Это был типичный перекати-поле, странствующий божий человек, истоптавший полсвета: по его словам, он стремился в Иерусалим, но почему-то пристал к самаркандскому каравану. Он скалил зубы и громко смеялся, похваляясь, что ни сабля, ни стрела его не берут.
– Сколь раз в сече бывал, а заговоренный, не такая, видно, мне смерть написана на роду, а божественная, я ведь на молитву силен, даже во сне со святыми разговариваю. С детства с ними разговор веду, они меня направляют, а всех более Николай Угодник, чьим именем и крещен. Понимаешь, командир, что это значит? Угоден я чудотворцу, он меня в обиду не дает!
Туган-Шона молча кивнул, но не выдержал и улыбнулся: этот чудом избежавший смерти, смешной и никчемный человек был либо очень мужественным, либо, что скорее, не совсем в уме, напоминал базарного дервиша, живущего как придется и особо не заботящегося о грядущем дне.
Русский свободно изъяснялся на нескольких языках, чем тут же не преминул похвалиться. Поняв, что начальник понимает по-русски, он мигом переключился с тюркского на родной язык и затараторил – похоже, говорил он просто чтобы не молчать.
– Ты только меня учи, я и фарсейский здешний язык схвачу мигом, у меня тут, – он поколотил кулаком по темечку, – уйма слов уложено, и еще в три раза больше места пустого, скажешь раз, николь не забуду.

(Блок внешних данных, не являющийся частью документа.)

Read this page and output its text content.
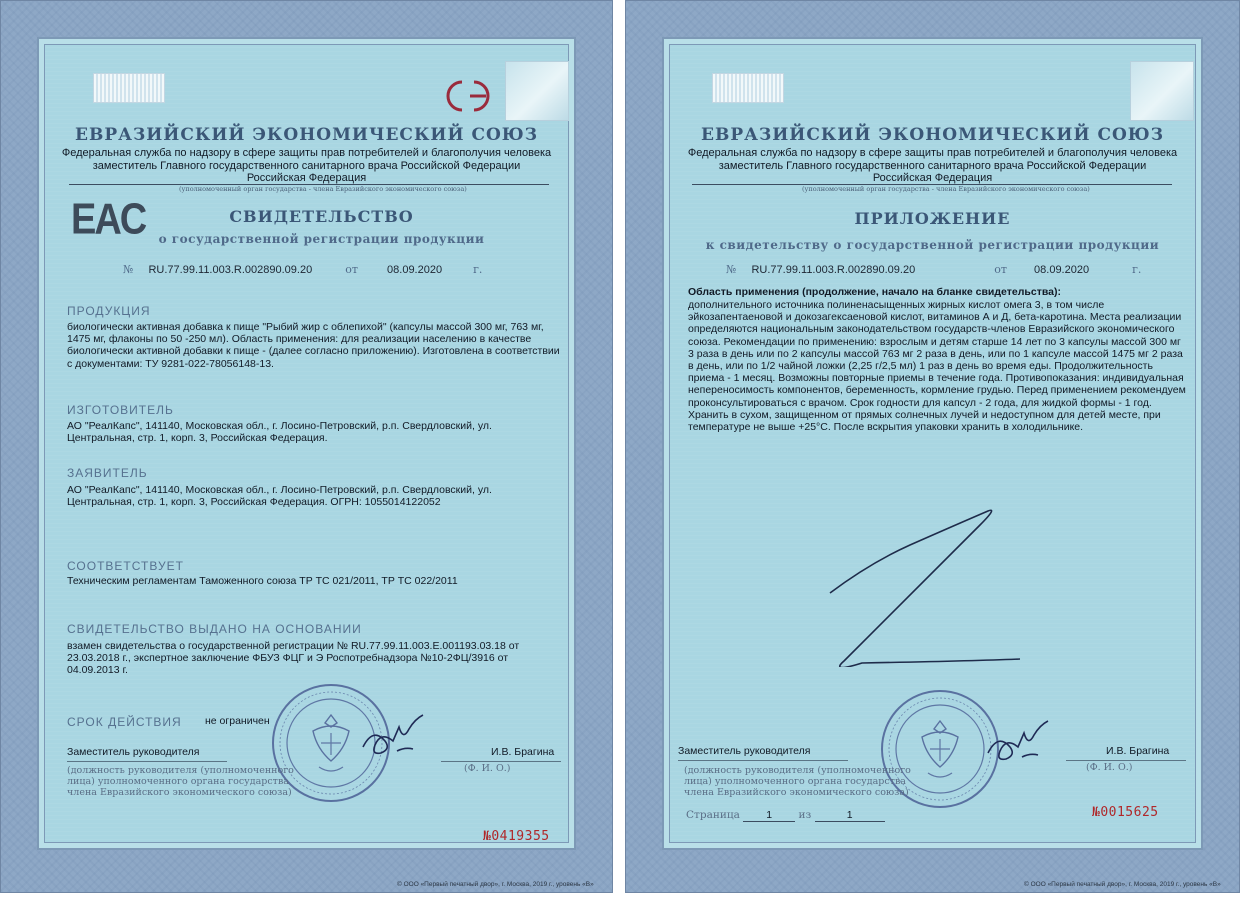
ЕВРАЗИЙСКИЙ ЭКОНОМИЧЕСКИЙ СОЮЗ
Федеральная служба по надзору в сфере защиты прав потребителей и благополучия человека
заместитель Главного государственного санитарного врача Российской Федерации
Российская Федерация
(уполномоченный орган государства - члена Евразийского экономического союза)
EAC	СВИДЕТЕЛЬСТВО
о государственной регистрации продукции
№ RU.77.99.11.003.R.002890.09.20	от	08.09.2020	г.
ПРОДУКЦИЯ
биологически активная добавка к пище "Рыбий жир с облепихой" (капсулы массой 300 мг, 763 мг, 1475 мг, флаконы по 50 -250 мл). Область применения: для реализации населению в качестве биологически активной добавки к пище - (далее согласно приложению). Изготовлена в соответствии с документами: ТУ 9281-022-78056148-13.
ИЗГОТОВИТЕЛЬ
АО "РеалКапс", 141140, Московская обл., г. Лосино-Петровский, р.п. Свердловский, ул. Центральная, стр. 1, корп. 3, Российская Федерация.
ЗАЯВИТЕЛЬ
АО "РеалКапс", 141140, Московская обл., г. Лосино-Петровский, р.п. Свердловский, ул. Центральная, стр. 1, корп. 3, Российская Федерация. ОГРН: 1055014122052
СООТВЕТСТВУЕТ
Техническим регламентам Таможенного союза ТР ТС 021/2011, ТР ТС 022/2011
СВИДЕТЕЛЬСТВО ВЫДАНО НА ОСНОВАНИИ
взамен свидетельства о государственной регистрации № RU.77.99.11.003.Е.001193.03.18 от 23.03.2018 г., экспертное заключение ФБУЗ ФЦГ и Э Роспотребнадзора №10-2ФЦ/3916 от 04.09.2013 г.
СРОК ДЕЙСТВИЯ не ограничен
Заместитель руководителя	И.В. Брагина
(Ф. И. О.)
(должность руководителя (уполномоченного лица) уполномоченного органа государства члена Евразийского экономического союза)
№0419355
© ООО «Первый печатный двор», г. Москва, 2019 г., уровень «В»
ЕВРАЗИЙСКИЙ ЭКОНОМИЧЕСКИЙ СОЮЗ
Федеральная служба по надзору в сфере защиты прав потребителей и благополучия человека
заместитель Главного государственного санитарного врача Российской Федерации
Российская Федерация
(уполномоченный орган государства - члена Евразийского экономического союза)
ПРИЛОЖЕНИЕ
к свидетельству о государственной регистрации продукции
№ RU.77.99.11.003.R.002890.09.20	от 08.09.2020	г.
Область применения (продолжение, начало на бланке свидетельства):
дополнительного источника полиненасыщенных жирных кислот омега 3, в том числе эйкозапентаеновой и докозагексаеновой кислот, витаминов А и Д, бета-каротина. Места реализации определяются национальным законодательством государств-членов Евразийского экономического союза. Рекомендации по применению: взрослым и детям старше 14 лет по 3 капсулы массой 300 мг 3 раза в день или по 2 капсулы массой 763 мг 2 раза в день, или по 1 капсуле массой 1475 мг 2 раза в день, или по 1/2 чайной ложки (2,25 г/2,5 мл) 1 раз в день во время еды. Продолжительность приема - 1 месяц. Возможны повторные приемы в течение года. Противопоказания: индивидуальная непереносимость компонентов, беременность, кормление грудью. Перед применением рекомендуем проконсультироваться с врачом. Срок годности для капсул - 2 года, для жидкой формы - 1 год. Хранить в сухом, защищенном от прямых солнечных лучей и недоступном для детей месте, при температуре не выше +25°С. После вскрытия упаковки хранить в холодильнике.
Заместитель руководителя	И.В. Брагина
(Ф. И. О.)
(должность руководителя (уполномоченного лица) уполномоченного органа государства члена Евразийского экономического союза)
Страница	1	из	1	№0015625
© ООО «Первый печатный двор», г. Москва, 2019 г., уровень «В»
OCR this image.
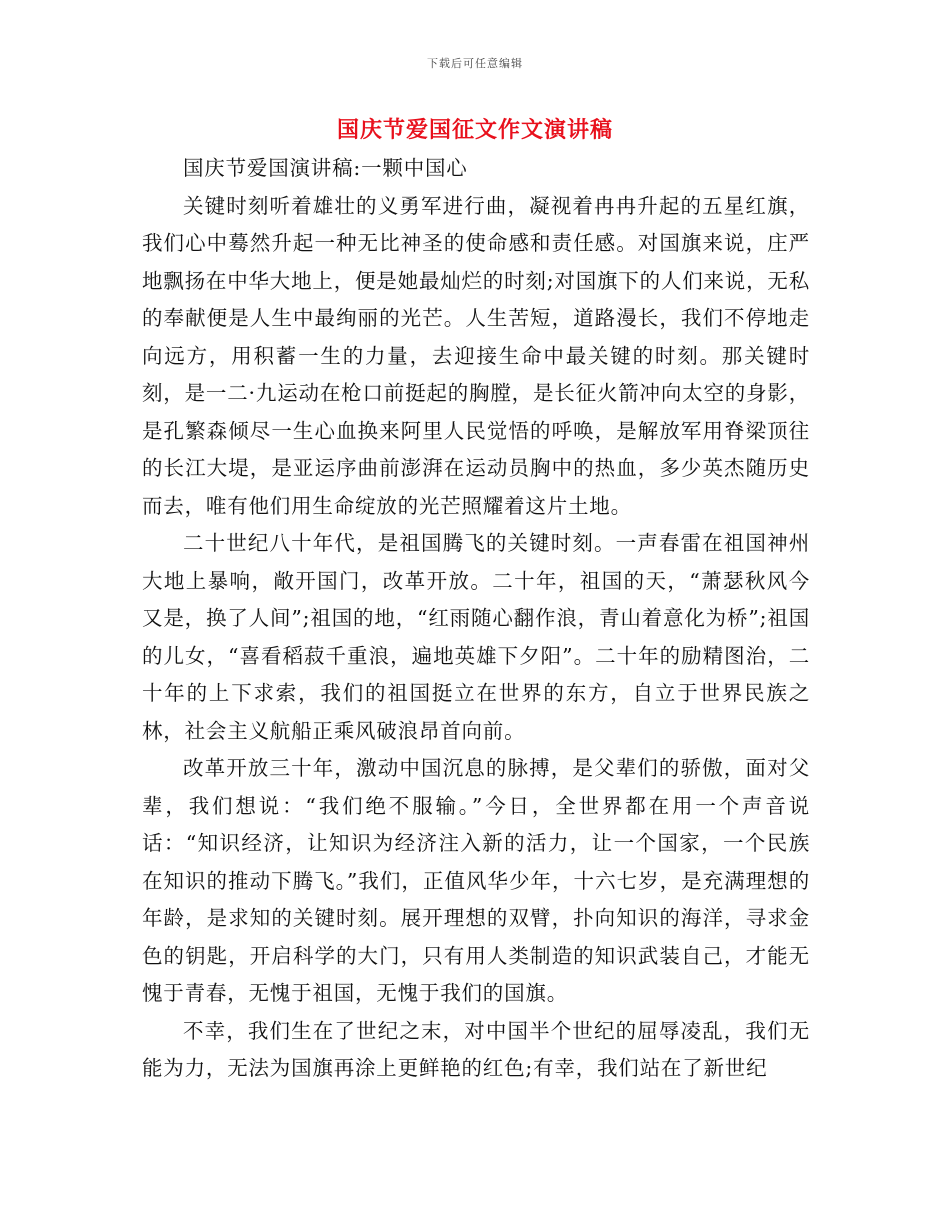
下载后可任意编辑
国庆节爱国征文作文演讲稿

国庆节爱国演讲稿:一颗中国心

关键时刻听着雄壮的义勇军进行曲，凝视着冉冉升起的五星红旗，我们心中蓦然升起一种无比神圣的使命感和责任感。对国旗来说，庄严地飘扬在中华大地上，便是她最灿烂的时刻;对国旗下的人们来说，无私的奉献便是人生中最绚丽的光芒。人生苦短，道路漫长，我们不停地走向远方，用积蓄一生的力量，去迎接生命中最关键的时刻。那关键时刻，是一二·九运动在枪口前挺起的胸膛，是长征火箭冲向太空的身影，是孔繁森倾尽一生心血换来阿里人民觉悟的呼唤，是解放军用脊梁顶往的长江大堤，是亚运序曲前澎湃在运动员胸中的热血，多少英杰随历史而去，唯有他们用生命绽放的光芒照耀着这片土地。

二十世纪八十年代，是祖国腾飞的关键时刻。一声春雷在祖国神州大地上暴响，敞开国门，改革开放。二十年，祖国的天，“萧瑟秋风今又是，换了人间”;祖国的地，“红雨随心翻作浪，青山着意化为桥”;祖国的儿女，“喜看稻菽千重浪，遍地英雄下夕阳”。二十年的励精图治，二十年的上下求索，我们的祖国挺立在世界的东方，自立于世界民族之林，社会主义航船正乘风破浪昂首向前。

改革开放三十年，激动中国沉息的脉搏，是父辈们的骄傲，面对父辈，我们想说：“我们绝不服输。”今日，全世界都在用一个声音说话：“知识经济，让知识为经济注入新的活力，让一个国家，一个民族在知识的推动下腾飞。”我们，正值风华少年，十六七岁，是充满理想的年龄，是求知的关键时刻。展开理想的双臂，扑向知识的海洋，寻求金色的钥匙，开启科学的大门，只有用人类制造的知识武装自己，才能无愧于青春，无愧于祖国，无愧于我们的国旗。

不幸，我们生在了世纪之末，对中国半个世纪的屈辱凌乱，我们无能为力，无法为国旗再涂上更鲜艳的红色;有幸，我们站在了新世纪
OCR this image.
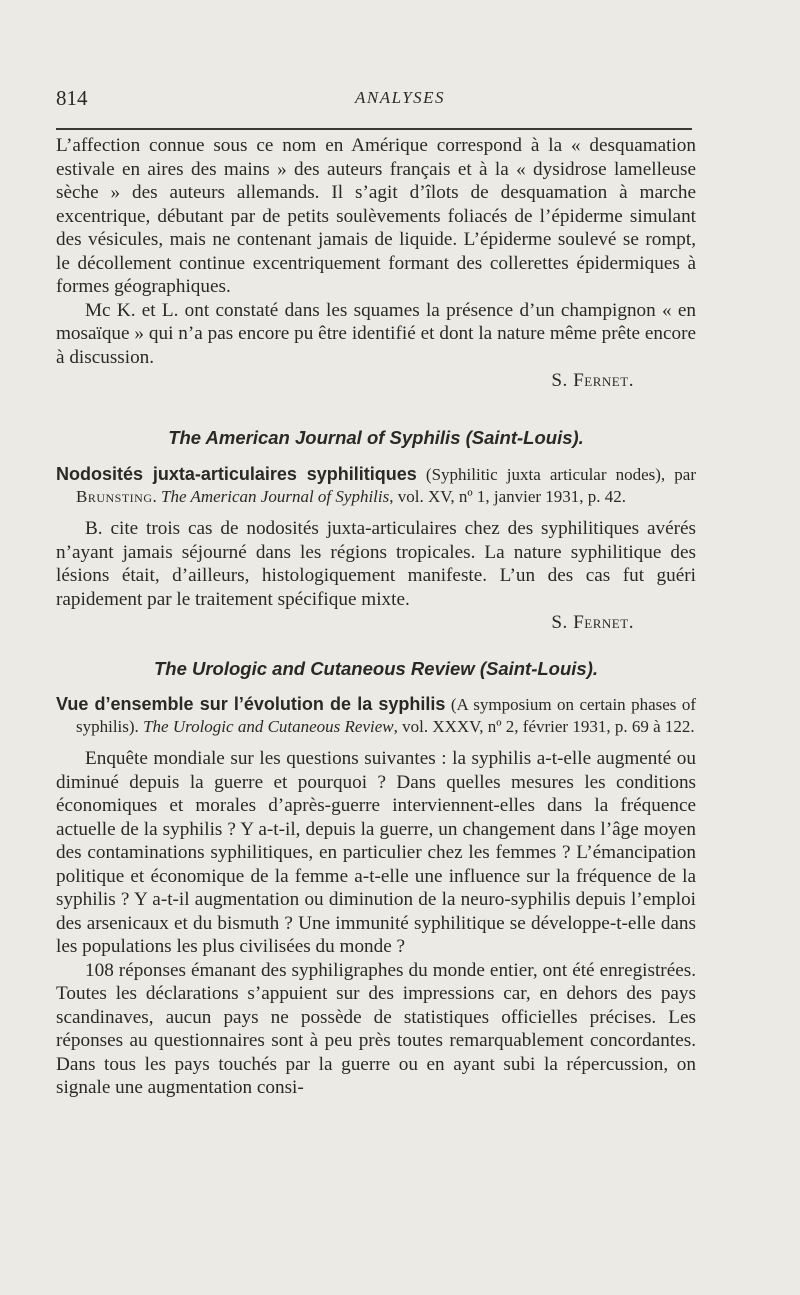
814	ANALYSES

L’affection connue sous ce nom en Amérique correspond à la « desquamation estivale en aires des mains » des auteurs français et à la « dysidrose lamelleuse sèche » des auteurs allemands. Il s’agit d’îlots de desquamation à marche excentrique, débutant par de petits soulèvements foliacés de l’épiderme simulant des vésicules, mais ne contenant jamais de liquide. L’épiderme soulevé se rompt, le décollement continue excentriquement formant des collerettes épidermiques à formes géographiques.

Mc K. et L. ont constaté dans les squames la présence d’un champignon « en mosaïque » qui n’a pas encore pu être identifié et dont la nature même prête encore à discussion.

S. Fernet.

The American Journal of Syphilis (Saint-Louis).

Nodosités juxta-articulaires syphilitiques (Syphilitic juxta articular nodes), par Brunsting. The American Journal of Syphilis, vol. XV, nº 1, janvier 1931, p. 42.

B. cite trois cas de nodosités juxta-articulaires chez des syphilitiques avérés n’ayant jamais séjourné dans les régions tropicales. La nature syphilitique des lésions était, d’ailleurs, histologiquement manifeste. L’un des cas fut guéri rapidement par le traitement spécifique mixte.

S. Fernet.

The Urologic and Cutaneous Review (Saint-Louis).

Vue d’ensemble sur l’évolution de la syphilis (A symposium on certain phases of syphilis). The Urologic and Cutaneous Review, vol. XXXV, nº 2, février 1931, p. 69 à 122.

Enquête mondiale sur les questions suivantes : la syphilis a-t-elle augmenté ou diminué depuis la guerre et pourquoi ? Dans quelles mesures les conditions économiques et morales d’après-guerre interviennent-elles dans la fréquence actuelle de la syphilis ? Y a-t-il, depuis la guerre, un changement dans l’âge moyen des contaminations syphilitiques, en particulier chez les femmes ? L’émancipation politique et économique de la femme a-t-elle une influence sur la fréquence de la syphilis ? Y a-t-il augmentation ou diminution de la neuro-syphilis depuis l’emploi des arsenicaux et du bismuth ? Une immunité syphilitique se développe-t-elle dans les populations les plus civilisées du monde ?

108 réponses émanant des syphiligraphes du monde entier, ont été enregistrées. Toutes les déclarations s’appuient sur des impressions car, en dehors des pays scandinaves, aucun pays ne possède de statistiques officielles précises. Les réponses au questionnaires sont à peu près toutes remarquablement concordantes. Dans tous les pays touchés par la guerre ou en ayant subi la répercussion, on signale une augmentation consi-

Туган-Шона опять улыбнулся: спасенный Николай напомнил кузнеца Марка, выковавшего ему давным-давно меч, спасший сегодня жизнь. Та же беспечность, почти детская открытость миру, широкая улыбка и смешливость, маска простака, надетая, чтобы не допустить чужака в глубинные мысли.
– Перевяжите ему рану, – бросил своему воину. – Мы с тобой еще поговорим. – Повернулся, посмотрел на выжившего купца.
Индус пышно поблагодарил за избавление, охая и пришептывая, встал со своего ложа, заковылял к вьюкам – ему предстояло ехать с караваном в Сабран, составлять описи, отчитываться в канцелярии, кому что принадлежало, торговать ему случится не скоро. Туган-Шона посочувствовал купцу, пошел к костру, где, связанный, с туго перемотанным лицом, на котором выделялись две щели – глазная и линия рта, сидел на корточках обессилевший Алчибек. Витязь медленно раскачивался из стороны в сторону и тянул грустную горловую мелодию – она отвлекала его от боли. Кровь чингизида защищала от смерти, делала ценным приобретением для Идигу-Мангыта, разменной монетой в грядущей войне, его следовало хорошо подлечить и сохранять до нужного случая.